How to Work with Your Fatigue Threshold

I wrote last week about the benefit of rest-based interval workouts and briefly touched on the fatigue threshold. This week is all about understanding what this threshold is and how it can help you improve your performance.

Your fatigue threshold is simply the point in a workout or race at which the body begins to experience a decline in performance. Here are two examples of how and why this happens, and how you can use your own fatigue threshold to your advantage.

Jeff ran his first 22 kilometre training run in preparation for a marathon. Up until this run, he had covered 19 kilometres in his training. He ran at the planned effort level—easy and conversational—and felt strong up to about 21 kilometres, when he began to feel more fatigued. His legs stiffened and his effort level increased even though he was running at a constant pace.

These are the signs that he crossed his fatigue threshold as it became more difficult to hold his pace, form, and effort. The goal of training is to push hard, maintain form, and reach or just exceed this threshold. Had he continued on for more than another kilometre, his performance would have begun to decline at a more rapid rate. (Interestingly, you can also see his heart rate gradually increase, even though his pace and effort are steady and the terrain is level. This response is called cardiac creep and you can learn more about it in this post.)
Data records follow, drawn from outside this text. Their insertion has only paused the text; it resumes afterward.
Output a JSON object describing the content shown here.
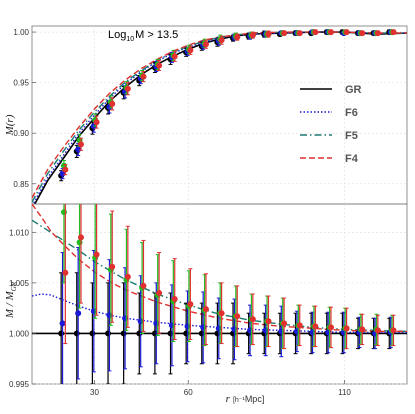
{
  "chart_data": [
    {
      "type": "line",
      "panel": "top",
      "annotation": "Log",
      "annotation_sub": "10",
      "annotation_rest": "M > 13.5",
      "ylabel": "M(r)",
      "xlim": [
        10,
        130
      ],
      "ylim": [
        0.83,
        1.006
      ],
      "yticks": [
        0.85,
        0.9,
        0.95,
        1.0
      ],
      "ytick_labels": [
        "0.85",
        "0.90",
        "0.95",
        "1.00"
      ],
      "grid": true,
      "legend_position": "center-right",
      "curves": [
        {
          "name": "GR",
          "color": "#000000",
          "dash": "solid",
          "x": [
            10,
            15,
            20,
            25,
            30,
            35,
            40,
            45,
            50,
            55,
            60,
            65,
            70,
            75,
            80,
            90,
            100,
            110,
            120,
            130
          ],
          "y": [
            0.825,
            0.853,
            0.875,
            0.897,
            0.915,
            0.932,
            0.946,
            0.958,
            0.968,
            0.976,
            0.983,
            0.989,
            0.993,
            0.996,
            0.998,
            0.999,
            1.0,
            1.0,
            0.998,
            0.999
          ]
        },
        {
          "name": "F6",
          "color": "#1a1ad6",
          "dash": "dotted",
          "x": [
            10,
            15,
            20,
            25,
            30,
            35,
            40,
            45,
            50,
            55,
            60,
            65,
            70,
            75,
            80,
            90,
            100,
            110,
            120,
            130
          ],
          "y": [
            0.828,
            0.856,
            0.878,
            0.9,
            0.918,
            0.935,
            0.949,
            0.961,
            0.971,
            0.979,
            0.985,
            0.99,
            0.994,
            0.997,
            0.998,
            0.999,
            1.0,
            1.0,
            0.999,
            0.999
          ]
        },
        {
          "name": "F5",
          "color": "#1a7a70",
          "dash": "dashdot",
          "x": [
            10,
            15,
            20,
            25,
            30,
            35,
            40,
            45,
            50,
            55,
            60,
            65,
            70,
            75,
            80,
            90,
            100,
            110,
            120,
            130
          ],
          "y": [
            0.832,
            0.86,
            0.882,
            0.903,
            0.921,
            0.937,
            0.951,
            0.962,
            0.972,
            0.98,
            0.986,
            0.991,
            0.995,
            0.997,
            0.999,
            1.0,
            1.0,
            1.0,
            0.999,
            0.999
          ]
        },
        {
          "name": "F4",
          "color": "#e03030",
          "dash": "dashed",
          "x": [
            10,
            15,
            20,
            25,
            30,
            35,
            40,
            45,
            50,
            55,
            60,
            65,
            70,
            75,
            80,
            90,
            100,
            110,
            120,
            130
          ],
          "y": [
            0.836,
            0.864,
            0.886,
            0.906,
            0.924,
            0.94,
            0.953,
            0.964,
            0.973,
            0.981,
            0.987,
            0.992,
            0.995,
            0.997,
            0.999,
            1.0,
            1.0,
            1.0,
            0.999,
            0.999
          ]
        }
      ],
      "points": [
        {
          "color": "#000000",
          "x": [
            20,
            25,
            30,
            35,
            40,
            45,
            50,
            55,
            60,
            65,
            70,
            75,
            80,
            85,
            90,
            95,
            100,
            105,
            110,
            115,
            120,
            125
          ],
          "y": [
            0.858,
            0.882,
            0.905,
            0.925,
            0.94,
            0.952,
            0.965,
            0.973,
            0.98,
            0.986,
            0.99,
            0.994,
            0.996,
            0.998,
            0.998,
            0.999,
            0.999,
            1.0,
            1.0,
            0.999,
            0.999,
            1.0
          ],
          "err": [
            0.005,
            0.006,
            0.006,
            0.006,
            0.006,
            0.005,
            0.005,
            0.005,
            0.004,
            0.004,
            0.004,
            0.003,
            0.003,
            0.003,
            0.002,
            0.002,
            0.002,
            0.002,
            0.002,
            0.002,
            0.002,
            0.002
          ]
        },
        {
          "color": "#1a1ad6",
          "x": [
            20,
            25,
            30,
            35,
            40,
            45,
            50,
            55,
            60,
            65,
            70,
            75,
            80,
            85,
            90,
            95,
            100,
            105,
            110,
            115,
            120,
            125
          ],
          "y": [
            0.86,
            0.884,
            0.907,
            0.926,
            0.941,
            0.954,
            0.966,
            0.975,
            0.981,
            0.987,
            0.991,
            0.995,
            0.996,
            0.998,
            0.999,
            0.999,
            1.0,
            1.0,
            0.999,
            0.999,
            0.999,
            1.0
          ],
          "err": [
            0.005,
            0.006,
            0.006,
            0.006,
            0.006,
            0.005,
            0.005,
            0.005,
            0.004,
            0.004,
            0.004,
            0.003,
            0.003,
            0.003,
            0.002,
            0.002,
            0.002,
            0.002,
            0.002,
            0.002,
            0.002,
            0.002
          ]
        },
        {
          "color": "#22bb22",
          "x": [
            20,
            25,
            30,
            35,
            40,
            45,
            50,
            55,
            60,
            65,
            70,
            75,
            80,
            85,
            90,
            95,
            100,
            105,
            110,
            115,
            120,
            125
          ],
          "y": [
            0.868,
            0.893,
            0.913,
            0.931,
            0.945,
            0.957,
            0.968,
            0.977,
            0.983,
            0.989,
            0.993,
            0.996,
            0.997,
            0.998,
            0.999,
            0.999,
            1.0,
            1.0,
            1.0,
            0.999,
            0.999,
            1.0
          ],
          "err": [
            0.005,
            0.006,
            0.006,
            0.006,
            0.006,
            0.005,
            0.005,
            0.005,
            0.004,
            0.004,
            0.004,
            0.003,
            0.003,
            0.003,
            0.002,
            0.002,
            0.002,
            0.002,
            0.002,
            0.002,
            0.002,
            0.002
          ]
        },
        {
          "color": "#e03030",
          "x": [
            20,
            25,
            30,
            35,
            40,
            45,
            50,
            55,
            60,
            65,
            70,
            75,
            80,
            85,
            90,
            95,
            100,
            105,
            110,
            115,
            120,
            125
          ],
          "y": [
            0.864,
            0.889,
            0.911,
            0.929,
            0.944,
            0.956,
            0.967,
            0.976,
            0.982,
            0.988,
            0.992,
            0.995,
            0.997,
            0.998,
            0.999,
            0.999,
            1.0,
            1.0,
            1.0,
            0.999,
            0.999,
            1.0
          ],
          "err": [
            0.005,
            0.006,
            0.006,
            0.006,
            0.006,
            0.005,
            0.005,
            0.005,
            0.004,
            0.004,
            0.004,
            0.003,
            0.003,
            0.003,
            0.002,
            0.002,
            0.002,
            0.002,
            0.002,
            0.002,
            0.002,
            0.002
          ]
        }
      ]
    },
    {
      "type": "line",
      "panel": "bottom",
      "ylabel": "M / M",
      "ylabel_sub": "GR",
      "xlabel_italic": "r",
      "xlabel_unit_small": "[h⁻¹",
      "xlabel_unit_rest": "Mpc]",
      "xlim": [
        10,
        130
      ],
      "ylim": [
        0.995,
        1.0128
      ],
      "xticks": [
        30,
        60,
        110
      ],
      "xtick_labels": [
        "30",
        "60",
        "110"
      ],
      "yticks": [
        0.995,
        1.0,
        1.005,
        1.01
      ],
      "ytick_labels": [
        "0.995",
        "1.000",
        "1.005",
        "1.010"
      ],
      "grid": true,
      "curves": [
        {
          "name": "GR",
          "color": "#000000",
          "dash": "solid",
          "x": [
            10,
            130
          ],
          "y": [
            1.0,
            1.0
          ]
        },
        {
          "name": "F6",
          "color": "#1a1ad6",
          "dash": "dotted",
          "x": [
            10,
            13,
            16,
            20,
            25,
            30,
            35,
            40,
            50,
            60,
            70,
            80,
            90,
            100,
            110,
            120,
            130
          ],
          "y": [
            1.0037,
            1.0039,
            1.0038,
            1.0033,
            1.0027,
            1.0022,
            1.0018,
            1.0015,
            1.0011,
            1.0008,
            1.0006,
            1.0004,
            1.0003,
            1.0002,
            1.0001,
            1.0001,
            1.0001
          ]
        },
        {
          "name": "F5",
          "color": "#1a7a70",
          "dash": "dashdot",
          "x": [
            10,
            15,
            20,
            25,
            30,
            35,
            40,
            50,
            60,
            70,
            80,
            90,
            100,
            110,
            120,
            130
          ],
          "y": [
            1.0112,
            1.0102,
            1.0092,
            1.0082,
            1.0071,
            1.0062,
            1.0053,
            1.0039,
            1.0028,
            1.0019,
            1.0013,
            1.0009,
            1.0006,
            1.0004,
            1.0003,
            1.0002
          ]
        },
        {
          "name": "F4",
          "color": "#e03030",
          "dash": "dashed",
          "x": [
            10,
            13,
            16,
            20,
            25,
            30,
            35,
            40,
            50,
            60,
            70,
            80,
            90,
            100,
            110,
            120,
            130
          ],
          "y": [
            1.0128,
            1.0115,
            1.0101,
            1.0088,
            1.0073,
            1.0061,
            1.0051,
            1.0043,
            1.0031,
            1.0022,
            1.0015,
            1.001,
            1.0007,
            1.0005,
            1.0003,
            1.0002,
            1.0002
          ]
        }
      ],
      "points": [
        {
          "color": "#000000",
          "x": [
            20,
            25,
            30,
            35,
            40,
            45,
            50,
            55,
            60,
            65,
            70,
            75,
            80,
            85,
            90,
            95,
            100,
            105,
            110,
            115,
            120,
            125
          ],
          "y": [
            1.0,
            1.0,
            1.0,
            1.0,
            1.0,
            1.0,
            1.0,
            1.0,
            1.0,
            1.0,
            1.0,
            1.0,
            1.0,
            1.0,
            1.0,
            1.0,
            1.0,
            1.0,
            1.0,
            1.0,
            1.0,
            1.0
          ],
          "err": [
            0.006,
            0.006,
            0.005,
            0.005,
            0.005,
            0.004,
            0.004,
            0.004,
            0.003,
            0.003,
            0.003,
            0.003,
            0.002,
            0.002,
            0.002,
            0.002,
            0.002,
            0.002,
            0.002,
            0.0015,
            0.0015,
            0.0015
          ]
        },
        {
          "color": "#1a1ad6",
          "x": [
            20,
            25,
            30,
            35,
            40,
            45,
            50,
            55,
            60,
            65,
            70,
            75,
            80,
            85,
            90,
            95,
            100,
            105,
            110,
            115,
            120,
            125
          ],
          "y": [
            1.001,
            1.002,
            1.0022,
            1.0018,
            1.0015,
            1.0012,
            1.001,
            1.0008,
            1.0007,
            1.0006,
            1.0005,
            1.0004,
            1.0003,
            1.0003,
            1.0002,
            1.0002,
            1.0001,
            1.0001,
            1.0001,
            1.0001,
            1.0,
            1.0001
          ],
          "err": [
            0.007,
            0.0065,
            0.006,
            0.0055,
            0.005,
            0.0045,
            0.004,
            0.004,
            0.0035,
            0.0035,
            0.003,
            0.003,
            0.0025,
            0.0025,
            0.0025,
            0.002,
            0.002,
            0.002,
            0.002,
            0.0015,
            0.0015,
            0.0015
          ]
        },
        {
          "color": "#22bb22",
          "x": [
            20,
            25,
            30,
            35,
            40,
            45,
            50,
            55,
            60,
            65,
            70,
            75,
            80,
            85,
            90,
            95,
            100,
            105,
            110,
            115,
            120,
            125
          ],
          "y": [
            1.012,
            1.009,
            1.0075,
            1.0063,
            1.0053,
            1.0045,
            1.0038,
            1.0032,
            1.0027,
            1.0023,
            1.002,
            1.0017,
            1.0014,
            1.0012,
            1.001,
            1.0008,
            1.0007,
            1.0006,
            1.0005,
            1.0004,
            1.0004,
            1.0003
          ],
          "err": [
            0.007,
            0.0065,
            0.006,
            0.0055,
            0.005,
            0.0045,
            0.004,
            0.004,
            0.0035,
            0.0035,
            0.003,
            0.003,
            0.0025,
            0.0025,
            0.0025,
            0.002,
            0.002,
            0.002,
            0.002,
            0.0015,
            0.0015,
            0.0015
          ]
        },
        {
          "color": "#e03030",
          "x": [
            20,
            25,
            30,
            35,
            40,
            45,
            50,
            55,
            60,
            65,
            70,
            75,
            80,
            85,
            90,
            95,
            100,
            105,
            110,
            115,
            120,
            125
          ],
          "y": [
            1.006,
            1.0095,
            1.0078,
            1.0066,
            1.0056,
            1.0047,
            1.004,
            1.0034,
            1.0029,
            1.0024,
            1.002,
            1.0017,
            1.0014,
            1.0012,
            1.001,
            1.0008,
            1.0007,
            1.0006,
            1.0005,
            1.0004,
            1.0003,
            1.0003
          ],
          "err": [
            0.007,
            0.0065,
            0.006,
            0.0055,
            0.005,
            0.0045,
            0.004,
            0.004,
            0.0035,
            0.0035,
            0.003,
            0.003,
            0.0025,
            0.0025,
            0.0025,
            0.002,
            0.002,
            0.002,
            0.002,
            0.0015,
            0.0015,
            0.0015
          ]
        }
      ]
    }
  ],
  "legend": [
    {
      "label": "GR",
      "color": "#000000",
      "dash": "solid"
    },
    {
      "label": "F6",
      "color": "#1a1ad6",
      "dash": "dotted"
    },
    {
      "label": "F5",
      "color": "#1a7a70",
      "dash": "dashdot"
    },
    {
      "label": "F4",
      "color": "#e03030",
      "dash": "dashed"
    }
  ]
}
It’s important to know the signs that indicate you’ve reached your threshold, because when we push too much beyond our running fitness level, it can create greater consequences with longer recovery times, increased risk of injuries from muscle fatigue, and poor form. I see this quite frequently with runners who are trying to catch up after a setback or meet a long-run mileage quota. Although finishing might look good in your training log, pushing too hard decreases the quality of your training, performance, and recovery rates.


The fatigue threshold informs you on where your body is in terms of performance, and just how much further you should carry on. It’s a little like your body is waving the white flag, telling you to be mindful that it has reached the point of fatigue and to avoid pushing a lot further. It’s also the point where it’s key to tune in and pay attention to form and any other hints your body is giving you that it has had enough for the day (muscle twinges, soreness, overall feeling of tiredness).

How to Use This Knowledge to Improve Performance

The fun part is tracking your fatigue threshold to use it to better tailor the progression rate of your workouts. For instance, when Jeff ran his 25 kilometre long run two weeks later, his threshold shifted up to the 24 kilometre point. He was able to hold good, solid form and effort beyond his former threshold because his body had recovered and adapted to the training.

Tracking your fatigue threshold allows you to see where you are, how you’ve progressed, and the rate at which your body adapts to the demands of training. It also helps you realise when you’re having a rough workout (when you hit your threshold early due to lack of training or illness) or a breakthrough workout (when your body adapts and gets stronger).

Keeping tabs on your fatigue threshold isn’t hard. All you need to do is tune into how you feel midrun (via perceived effort and/or heart rate) and keep track of this in your log or a spreadsheet. Ultimately, this information allows you to customise your training, make the most of every workout, and stay off the injured list.